The Sims 4: Eco Lifestyle
The major feature of a great game? It’s different for everyone. No, I’m not talking about tastes, I’m talking about games that deliver a different experience depending on the player. Games where two people meet and talk about the same game, but they have completely different stories to tell. The best games used to give you a simulated environment that responds to your actions, and the result was the story. The Sims used to be such a game.
Here we have the opposite. The Sims 4 is a game designed to get boring so that you are ready to buy more stuff. More, not really new: New furniture and new themes used to mean new animations, new “voiced” actions, and of course new functionality. That is no longer the case.
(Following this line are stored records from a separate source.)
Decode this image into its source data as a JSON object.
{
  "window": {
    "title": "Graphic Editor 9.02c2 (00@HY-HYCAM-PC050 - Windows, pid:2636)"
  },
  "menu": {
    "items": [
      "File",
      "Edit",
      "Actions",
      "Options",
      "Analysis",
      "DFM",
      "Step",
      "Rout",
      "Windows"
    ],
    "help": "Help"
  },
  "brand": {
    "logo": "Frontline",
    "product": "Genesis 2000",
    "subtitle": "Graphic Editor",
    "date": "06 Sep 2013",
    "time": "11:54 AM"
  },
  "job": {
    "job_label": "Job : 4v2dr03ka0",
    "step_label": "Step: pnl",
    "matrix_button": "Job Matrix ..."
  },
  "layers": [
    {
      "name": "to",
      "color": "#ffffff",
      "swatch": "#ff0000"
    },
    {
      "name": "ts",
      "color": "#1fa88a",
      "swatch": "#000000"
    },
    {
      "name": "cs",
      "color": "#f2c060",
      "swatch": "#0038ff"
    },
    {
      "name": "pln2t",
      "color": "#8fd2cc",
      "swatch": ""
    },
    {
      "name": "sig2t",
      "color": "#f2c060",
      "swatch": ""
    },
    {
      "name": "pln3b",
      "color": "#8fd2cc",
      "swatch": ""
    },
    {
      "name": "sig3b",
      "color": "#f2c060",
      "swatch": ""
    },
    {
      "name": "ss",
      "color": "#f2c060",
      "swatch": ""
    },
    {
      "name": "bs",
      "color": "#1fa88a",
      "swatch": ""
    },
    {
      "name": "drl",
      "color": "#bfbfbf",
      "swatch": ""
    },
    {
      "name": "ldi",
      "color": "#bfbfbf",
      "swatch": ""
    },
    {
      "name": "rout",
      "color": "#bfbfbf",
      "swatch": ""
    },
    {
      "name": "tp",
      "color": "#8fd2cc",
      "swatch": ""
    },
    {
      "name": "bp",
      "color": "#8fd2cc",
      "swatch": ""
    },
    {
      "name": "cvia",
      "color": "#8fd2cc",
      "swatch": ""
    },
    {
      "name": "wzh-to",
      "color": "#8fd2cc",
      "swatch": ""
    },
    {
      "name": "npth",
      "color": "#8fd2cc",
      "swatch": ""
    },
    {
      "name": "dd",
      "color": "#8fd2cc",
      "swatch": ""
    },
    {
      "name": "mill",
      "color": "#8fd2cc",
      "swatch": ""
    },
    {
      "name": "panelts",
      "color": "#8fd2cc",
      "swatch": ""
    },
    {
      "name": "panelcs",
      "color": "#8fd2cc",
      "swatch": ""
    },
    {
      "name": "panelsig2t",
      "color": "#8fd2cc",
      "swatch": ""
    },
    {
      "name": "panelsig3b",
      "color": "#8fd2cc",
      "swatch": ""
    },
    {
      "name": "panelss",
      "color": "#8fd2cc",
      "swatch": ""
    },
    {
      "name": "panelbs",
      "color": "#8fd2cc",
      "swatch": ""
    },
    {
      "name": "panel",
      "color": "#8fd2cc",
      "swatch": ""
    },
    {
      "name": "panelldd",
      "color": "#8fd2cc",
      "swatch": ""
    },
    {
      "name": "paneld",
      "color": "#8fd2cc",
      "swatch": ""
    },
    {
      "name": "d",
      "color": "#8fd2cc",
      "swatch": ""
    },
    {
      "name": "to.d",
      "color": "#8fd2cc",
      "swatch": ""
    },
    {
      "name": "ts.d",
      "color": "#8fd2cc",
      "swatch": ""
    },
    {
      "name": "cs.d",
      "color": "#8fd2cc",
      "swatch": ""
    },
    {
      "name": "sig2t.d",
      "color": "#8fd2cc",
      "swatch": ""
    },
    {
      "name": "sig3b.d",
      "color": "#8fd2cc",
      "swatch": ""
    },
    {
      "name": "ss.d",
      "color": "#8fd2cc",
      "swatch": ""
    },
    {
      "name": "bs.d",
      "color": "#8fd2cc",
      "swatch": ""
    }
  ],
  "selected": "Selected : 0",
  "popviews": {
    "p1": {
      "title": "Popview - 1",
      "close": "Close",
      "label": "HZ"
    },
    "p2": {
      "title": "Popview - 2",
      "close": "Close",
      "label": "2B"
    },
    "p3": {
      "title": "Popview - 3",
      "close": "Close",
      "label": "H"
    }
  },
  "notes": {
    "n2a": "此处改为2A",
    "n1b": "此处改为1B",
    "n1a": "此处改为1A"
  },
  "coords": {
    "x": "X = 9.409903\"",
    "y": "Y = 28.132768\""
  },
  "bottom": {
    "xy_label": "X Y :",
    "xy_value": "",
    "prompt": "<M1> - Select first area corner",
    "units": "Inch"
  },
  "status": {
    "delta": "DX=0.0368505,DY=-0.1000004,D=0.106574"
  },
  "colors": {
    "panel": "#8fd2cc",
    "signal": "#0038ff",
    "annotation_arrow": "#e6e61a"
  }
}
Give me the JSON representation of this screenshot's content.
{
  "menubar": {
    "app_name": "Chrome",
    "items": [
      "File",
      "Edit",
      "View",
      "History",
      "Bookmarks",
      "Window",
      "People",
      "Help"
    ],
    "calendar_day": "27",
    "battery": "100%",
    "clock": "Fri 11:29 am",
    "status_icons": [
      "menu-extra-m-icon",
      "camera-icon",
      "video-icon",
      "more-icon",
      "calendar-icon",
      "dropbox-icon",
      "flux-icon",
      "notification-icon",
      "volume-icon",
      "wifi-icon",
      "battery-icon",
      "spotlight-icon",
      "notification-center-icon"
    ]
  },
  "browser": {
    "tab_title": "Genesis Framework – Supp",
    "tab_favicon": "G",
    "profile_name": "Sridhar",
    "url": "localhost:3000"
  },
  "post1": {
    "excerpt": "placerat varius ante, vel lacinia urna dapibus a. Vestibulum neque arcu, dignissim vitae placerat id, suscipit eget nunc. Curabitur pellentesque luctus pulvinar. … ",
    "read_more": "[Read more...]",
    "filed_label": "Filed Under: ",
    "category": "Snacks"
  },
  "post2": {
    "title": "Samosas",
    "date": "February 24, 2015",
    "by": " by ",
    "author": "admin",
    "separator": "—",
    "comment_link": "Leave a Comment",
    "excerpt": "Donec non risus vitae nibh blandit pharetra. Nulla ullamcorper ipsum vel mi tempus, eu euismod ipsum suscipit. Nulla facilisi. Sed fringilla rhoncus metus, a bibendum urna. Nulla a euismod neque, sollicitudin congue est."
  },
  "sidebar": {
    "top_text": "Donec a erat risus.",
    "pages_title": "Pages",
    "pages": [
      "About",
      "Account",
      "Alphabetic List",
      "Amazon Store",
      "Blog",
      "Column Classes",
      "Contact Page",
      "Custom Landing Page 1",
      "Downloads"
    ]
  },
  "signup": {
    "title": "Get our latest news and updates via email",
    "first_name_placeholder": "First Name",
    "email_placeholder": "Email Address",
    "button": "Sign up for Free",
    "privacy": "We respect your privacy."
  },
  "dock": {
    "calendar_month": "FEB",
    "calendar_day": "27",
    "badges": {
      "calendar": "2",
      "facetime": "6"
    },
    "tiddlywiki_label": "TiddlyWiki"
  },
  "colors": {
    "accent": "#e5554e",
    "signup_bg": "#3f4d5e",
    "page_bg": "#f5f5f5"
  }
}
New gameplay is puzzled together with text windows, overblown particle effects and formatted into “quests” that turn what used to be a freeform sandbox into a shopping list, hunting for medals. The “voice” samples get reused just like the animations, and while you can saturate each of your sims’ needs in roughly 15 way by now – with 15 different skills – it always looks the same and feels the same. The basic experience hasn’t changed one bit, and a dozen DLCs did not make the world feel bigger.
The “emotions” eradicated what used to be different personalities and unexpected behavior, and instead of simulated “individuals” you know have a bunch of good looking dolls who all seem to have the same parents and behave the same, react the same – in short: Have become predictable, and therefore just boring.
Does this pack change this? Can we see that the developers have heard that criticism that has been written and spoken and streamed for six years now?
Of course not. The only language EA understands is money. So don’t give it to them.